Отдал молотком по железке, трахнул вместо слов.
– Я никак не думала, что вы в Пятигорске!…
Он приоткрывал подземный, тайный, преследуемый мир – и она не смела больше говорить ему “ты”, он вырос перед ней. В этот страшный мир она не готова была вступить – но если бы он властно позвал, то может быть и… В какой бы ни форме, но – слиться с народом, кто об этом не мечтал?
– Южно-Русская Федерация?… – ещё вспомнила и прошептала.
Когда он и не бил по жести – мешал слитный шум нескольких примусов от соседа.
Но Жора – расслышал и пришикнул как на кошку:
– Тшыть!
Замерла.
– Продали Федерацию, – доверился он, услышала. – Из Киева. Сами виноваты, много психики наводили. Даже эксы стало делить нельзя. Ну, и развалились…
– А Йенчман? – спросила она, да просто напомнить их общее прошлое.
Махнул рукой:
– Он стал – пан-анархист. А я – анархист-коммунист. Они – учёные слишком. А анархист-коммунист не должен ничего читать, чтоб не поддаться чужому влиянию. Все свои взгляды он должен выработать сам, только так свобода личности.
Высказал, а лоханку проклятую доделывать. Бил.
Выше фартука ещё двигалось, а ниже – стоял дыбчатый фартук неподвижным хребтом.
Какая воля была в нём! Какая сила в подземном кузнеце!
Но если он не нуждается даже читать – то в чём она ему поможет? Но может быть – с кем-то связать, куда ему нельзя появиться? Если бы он доверил?…
Не покидано чувство, что к чему-то же сегодня счастливо лёг ей под ноги ковёр.

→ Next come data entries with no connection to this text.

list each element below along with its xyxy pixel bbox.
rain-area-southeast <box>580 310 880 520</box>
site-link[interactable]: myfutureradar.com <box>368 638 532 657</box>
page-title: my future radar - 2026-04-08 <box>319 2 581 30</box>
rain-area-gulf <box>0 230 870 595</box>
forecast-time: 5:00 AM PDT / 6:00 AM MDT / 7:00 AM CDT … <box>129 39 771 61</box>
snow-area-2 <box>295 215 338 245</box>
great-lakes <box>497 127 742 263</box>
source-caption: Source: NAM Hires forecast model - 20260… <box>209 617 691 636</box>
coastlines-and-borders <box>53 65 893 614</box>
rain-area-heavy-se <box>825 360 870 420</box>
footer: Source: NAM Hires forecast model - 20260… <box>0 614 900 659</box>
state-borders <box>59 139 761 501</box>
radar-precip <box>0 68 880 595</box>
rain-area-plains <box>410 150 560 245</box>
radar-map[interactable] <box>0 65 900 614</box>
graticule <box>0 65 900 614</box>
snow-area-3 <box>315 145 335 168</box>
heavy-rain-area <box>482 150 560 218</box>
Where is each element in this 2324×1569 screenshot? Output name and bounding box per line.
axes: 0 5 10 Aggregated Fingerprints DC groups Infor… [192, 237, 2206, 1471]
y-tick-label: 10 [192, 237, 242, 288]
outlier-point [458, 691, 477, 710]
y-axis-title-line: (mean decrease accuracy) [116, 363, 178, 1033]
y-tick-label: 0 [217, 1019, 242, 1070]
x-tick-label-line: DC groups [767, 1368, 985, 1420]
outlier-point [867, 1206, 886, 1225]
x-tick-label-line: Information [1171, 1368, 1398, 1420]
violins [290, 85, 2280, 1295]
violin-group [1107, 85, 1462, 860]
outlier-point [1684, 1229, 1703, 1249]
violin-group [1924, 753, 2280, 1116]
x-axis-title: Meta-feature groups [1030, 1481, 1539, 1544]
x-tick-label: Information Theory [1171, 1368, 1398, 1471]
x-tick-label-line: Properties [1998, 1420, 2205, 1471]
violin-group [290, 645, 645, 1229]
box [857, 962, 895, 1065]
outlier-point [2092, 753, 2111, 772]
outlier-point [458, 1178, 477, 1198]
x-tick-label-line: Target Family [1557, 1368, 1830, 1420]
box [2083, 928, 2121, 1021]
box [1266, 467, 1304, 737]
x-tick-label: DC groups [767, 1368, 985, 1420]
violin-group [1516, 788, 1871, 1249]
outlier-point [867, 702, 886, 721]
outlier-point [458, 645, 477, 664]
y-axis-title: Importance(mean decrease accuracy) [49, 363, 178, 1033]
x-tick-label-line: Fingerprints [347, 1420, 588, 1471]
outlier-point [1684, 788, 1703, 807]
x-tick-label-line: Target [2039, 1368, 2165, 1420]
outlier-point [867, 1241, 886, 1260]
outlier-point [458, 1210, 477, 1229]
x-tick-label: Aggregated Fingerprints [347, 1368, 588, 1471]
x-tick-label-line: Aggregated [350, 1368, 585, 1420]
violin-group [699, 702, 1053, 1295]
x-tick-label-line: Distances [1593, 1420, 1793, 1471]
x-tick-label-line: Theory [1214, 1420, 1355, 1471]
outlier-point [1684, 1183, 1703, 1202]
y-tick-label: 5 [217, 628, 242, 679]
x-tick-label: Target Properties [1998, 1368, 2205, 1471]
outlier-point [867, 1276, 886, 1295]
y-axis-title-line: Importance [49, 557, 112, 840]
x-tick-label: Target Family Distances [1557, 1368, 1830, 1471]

Остановился бить, но помахивал молотком и смотрел жгуче:
– Все-е будут ползать перед нами на коленях! У все-ех мошну растрясём!
Непобедимые глаза!
– Всех подлецов стрелять по одному! – смотрел и на неё, как на подлеца. – Наели шеи жирные в крахмальных воротниках. А собачку нажмёшь – мясная туша.
Варя не знала, как смягчить его, чем угодить навстречу.
– А попам долговолосым – расчесать гривы, за гривы вешать.
– А не жалко? – усумнилась.
– Никого не жалко, – откровенно шевелил он тяжёлыми губами. – Должны знать, что сила на них идёт, пусть боятся!
Страшные он говорил слова! – но и жизнь ведь жестока. Это на Бестужевских курсах, на благополучной поверхности можно так категорично оперировать моральными правилами.
Навалило Варю на прилавок, платье не бережа.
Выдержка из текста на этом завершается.